Hello, today I’m going to introduce you to the Stock Market, also known as the Equity Market or Share Market.


You may not know what the Stock Market is all about, but I will tell you what it is.


The stock market broadly refers to the collection of exchanges and other venues where the buying, selling, and issuance of shares of publicly-held companies take place. This sounds really complicated, but I will explain it to you in a simplified way. Stock Markets are just like supermarkets, a system for buying and selling securities, or stocks and bonds.


Do you know what stocks, bonds and securities are? A stock is a share in the ownership of a company, a bond is an agreement to lend money to a company for a certain amount of time and securities are securities as investments, or ways of possibly earning money. While most businesses are made by small groups of people, when a company “goes public,” its makers decide to sell shares of stock and, in turn, receive money from buyers.


The first modern stock trading was created in Amsterdam when the Dutch East India Company was the first publicly-traded company. To raise capital, the company decided to sell stock and pay dividends of the shares to investors. In 1611, the Amsterdam stock exchange was created.

The Stock Market is not a physical market, it is a collection of all the stock exchanges. Each country has its own special Stock Market, for example New York Stock Exchange (NYSE) and Nasdaq in New York; Shanghai Stock Exchange and Tokyo Stock Exchange (TSE).

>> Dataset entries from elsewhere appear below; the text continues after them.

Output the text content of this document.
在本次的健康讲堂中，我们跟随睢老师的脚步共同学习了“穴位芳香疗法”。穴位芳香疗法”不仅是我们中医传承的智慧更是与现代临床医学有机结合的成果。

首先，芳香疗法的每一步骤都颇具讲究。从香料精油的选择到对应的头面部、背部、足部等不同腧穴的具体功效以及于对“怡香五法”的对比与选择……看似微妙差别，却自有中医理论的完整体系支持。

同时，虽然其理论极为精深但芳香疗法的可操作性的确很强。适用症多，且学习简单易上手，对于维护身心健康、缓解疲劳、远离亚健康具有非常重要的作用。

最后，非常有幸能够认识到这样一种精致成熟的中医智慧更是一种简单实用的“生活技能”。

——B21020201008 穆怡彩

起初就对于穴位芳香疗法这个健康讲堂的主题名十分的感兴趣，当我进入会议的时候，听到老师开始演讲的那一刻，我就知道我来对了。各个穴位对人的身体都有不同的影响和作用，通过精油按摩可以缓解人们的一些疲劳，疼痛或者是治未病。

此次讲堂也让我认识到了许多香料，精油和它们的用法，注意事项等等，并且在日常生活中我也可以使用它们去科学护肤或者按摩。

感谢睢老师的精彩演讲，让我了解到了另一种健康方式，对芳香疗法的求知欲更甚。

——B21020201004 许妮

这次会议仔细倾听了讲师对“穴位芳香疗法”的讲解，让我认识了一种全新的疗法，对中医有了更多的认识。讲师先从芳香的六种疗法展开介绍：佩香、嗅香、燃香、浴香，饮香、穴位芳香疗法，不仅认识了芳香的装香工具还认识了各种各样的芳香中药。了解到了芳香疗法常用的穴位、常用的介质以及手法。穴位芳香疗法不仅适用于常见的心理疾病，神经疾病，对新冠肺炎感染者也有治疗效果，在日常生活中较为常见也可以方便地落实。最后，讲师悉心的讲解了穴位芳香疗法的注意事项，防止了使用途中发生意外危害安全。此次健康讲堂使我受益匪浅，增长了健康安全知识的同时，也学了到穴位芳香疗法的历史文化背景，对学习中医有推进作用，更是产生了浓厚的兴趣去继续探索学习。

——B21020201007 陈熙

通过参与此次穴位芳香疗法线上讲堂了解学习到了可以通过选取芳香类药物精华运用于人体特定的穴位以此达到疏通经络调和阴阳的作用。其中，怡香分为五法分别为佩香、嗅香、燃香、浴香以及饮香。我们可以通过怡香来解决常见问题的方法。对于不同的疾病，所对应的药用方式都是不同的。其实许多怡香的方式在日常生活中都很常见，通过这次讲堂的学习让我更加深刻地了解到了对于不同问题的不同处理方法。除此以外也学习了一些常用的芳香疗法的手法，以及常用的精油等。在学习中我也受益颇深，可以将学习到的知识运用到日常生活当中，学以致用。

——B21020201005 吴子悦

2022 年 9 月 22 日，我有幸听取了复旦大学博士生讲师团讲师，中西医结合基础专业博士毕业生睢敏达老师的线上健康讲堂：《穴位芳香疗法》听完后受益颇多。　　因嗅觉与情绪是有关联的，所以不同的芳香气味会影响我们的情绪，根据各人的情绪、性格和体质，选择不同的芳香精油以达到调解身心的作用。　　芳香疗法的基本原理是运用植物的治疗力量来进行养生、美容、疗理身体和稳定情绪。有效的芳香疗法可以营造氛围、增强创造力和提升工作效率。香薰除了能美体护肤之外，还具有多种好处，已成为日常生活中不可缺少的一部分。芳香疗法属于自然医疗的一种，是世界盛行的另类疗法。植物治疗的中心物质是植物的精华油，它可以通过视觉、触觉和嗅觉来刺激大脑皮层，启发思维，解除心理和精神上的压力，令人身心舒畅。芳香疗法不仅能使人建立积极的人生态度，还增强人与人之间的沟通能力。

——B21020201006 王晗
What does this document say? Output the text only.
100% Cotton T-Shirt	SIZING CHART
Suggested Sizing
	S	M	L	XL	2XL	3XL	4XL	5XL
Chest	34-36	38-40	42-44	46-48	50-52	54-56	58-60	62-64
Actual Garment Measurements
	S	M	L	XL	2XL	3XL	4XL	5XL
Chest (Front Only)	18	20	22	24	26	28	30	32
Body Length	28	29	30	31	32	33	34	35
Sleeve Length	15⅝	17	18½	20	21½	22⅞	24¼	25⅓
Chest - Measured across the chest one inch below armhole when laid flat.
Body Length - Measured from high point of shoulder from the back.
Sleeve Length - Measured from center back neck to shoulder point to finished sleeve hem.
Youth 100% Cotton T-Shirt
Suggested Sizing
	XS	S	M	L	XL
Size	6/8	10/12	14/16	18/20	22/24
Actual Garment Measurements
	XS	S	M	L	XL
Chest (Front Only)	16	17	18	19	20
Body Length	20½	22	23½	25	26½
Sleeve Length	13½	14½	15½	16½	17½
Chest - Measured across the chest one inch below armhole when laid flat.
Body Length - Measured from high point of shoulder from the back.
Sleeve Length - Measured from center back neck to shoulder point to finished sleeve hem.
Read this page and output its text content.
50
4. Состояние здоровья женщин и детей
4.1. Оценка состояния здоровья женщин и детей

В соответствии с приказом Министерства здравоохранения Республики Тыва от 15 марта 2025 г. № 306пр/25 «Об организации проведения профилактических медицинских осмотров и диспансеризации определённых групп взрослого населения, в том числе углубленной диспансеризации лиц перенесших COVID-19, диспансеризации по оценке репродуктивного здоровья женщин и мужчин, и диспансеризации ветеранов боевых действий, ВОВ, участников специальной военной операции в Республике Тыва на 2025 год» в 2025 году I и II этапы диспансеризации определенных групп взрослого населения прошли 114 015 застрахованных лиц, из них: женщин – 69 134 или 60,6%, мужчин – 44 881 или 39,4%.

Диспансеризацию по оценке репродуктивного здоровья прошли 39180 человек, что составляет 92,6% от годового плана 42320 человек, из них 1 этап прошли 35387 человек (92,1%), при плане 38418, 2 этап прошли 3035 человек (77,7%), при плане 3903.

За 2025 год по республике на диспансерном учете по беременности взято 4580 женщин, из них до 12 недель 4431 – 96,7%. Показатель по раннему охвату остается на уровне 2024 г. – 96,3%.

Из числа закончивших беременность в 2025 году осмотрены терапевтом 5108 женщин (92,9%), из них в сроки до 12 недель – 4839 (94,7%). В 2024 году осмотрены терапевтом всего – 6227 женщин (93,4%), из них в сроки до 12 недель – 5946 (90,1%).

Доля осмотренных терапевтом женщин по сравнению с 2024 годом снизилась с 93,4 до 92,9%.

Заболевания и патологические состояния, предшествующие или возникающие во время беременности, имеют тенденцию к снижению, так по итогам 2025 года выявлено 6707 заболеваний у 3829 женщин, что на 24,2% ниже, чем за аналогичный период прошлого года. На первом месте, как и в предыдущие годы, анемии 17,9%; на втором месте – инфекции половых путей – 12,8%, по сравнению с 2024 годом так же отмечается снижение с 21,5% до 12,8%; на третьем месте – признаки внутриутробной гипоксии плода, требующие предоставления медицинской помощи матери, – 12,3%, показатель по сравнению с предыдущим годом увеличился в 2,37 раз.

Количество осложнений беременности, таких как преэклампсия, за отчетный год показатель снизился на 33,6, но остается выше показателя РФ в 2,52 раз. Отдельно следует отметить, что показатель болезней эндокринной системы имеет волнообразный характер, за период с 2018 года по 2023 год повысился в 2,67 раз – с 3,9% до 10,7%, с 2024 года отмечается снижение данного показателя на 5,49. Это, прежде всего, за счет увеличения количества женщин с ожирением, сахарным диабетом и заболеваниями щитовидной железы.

When people say that the Stock Market is going up, it means that the price indexes are going up and this is also known as the bull market. Vice versa, the Stock Market going down means price indexes are going down. People describe this downward trend as the bear market, because after the bear stands up, it will eventually need to come down.


Investors make profits from the Share Market by buying at a low price but selling at a high price. Investors that experience crashes can lose money if they sell their stocks at a very low price, instead of waiting for a price rise.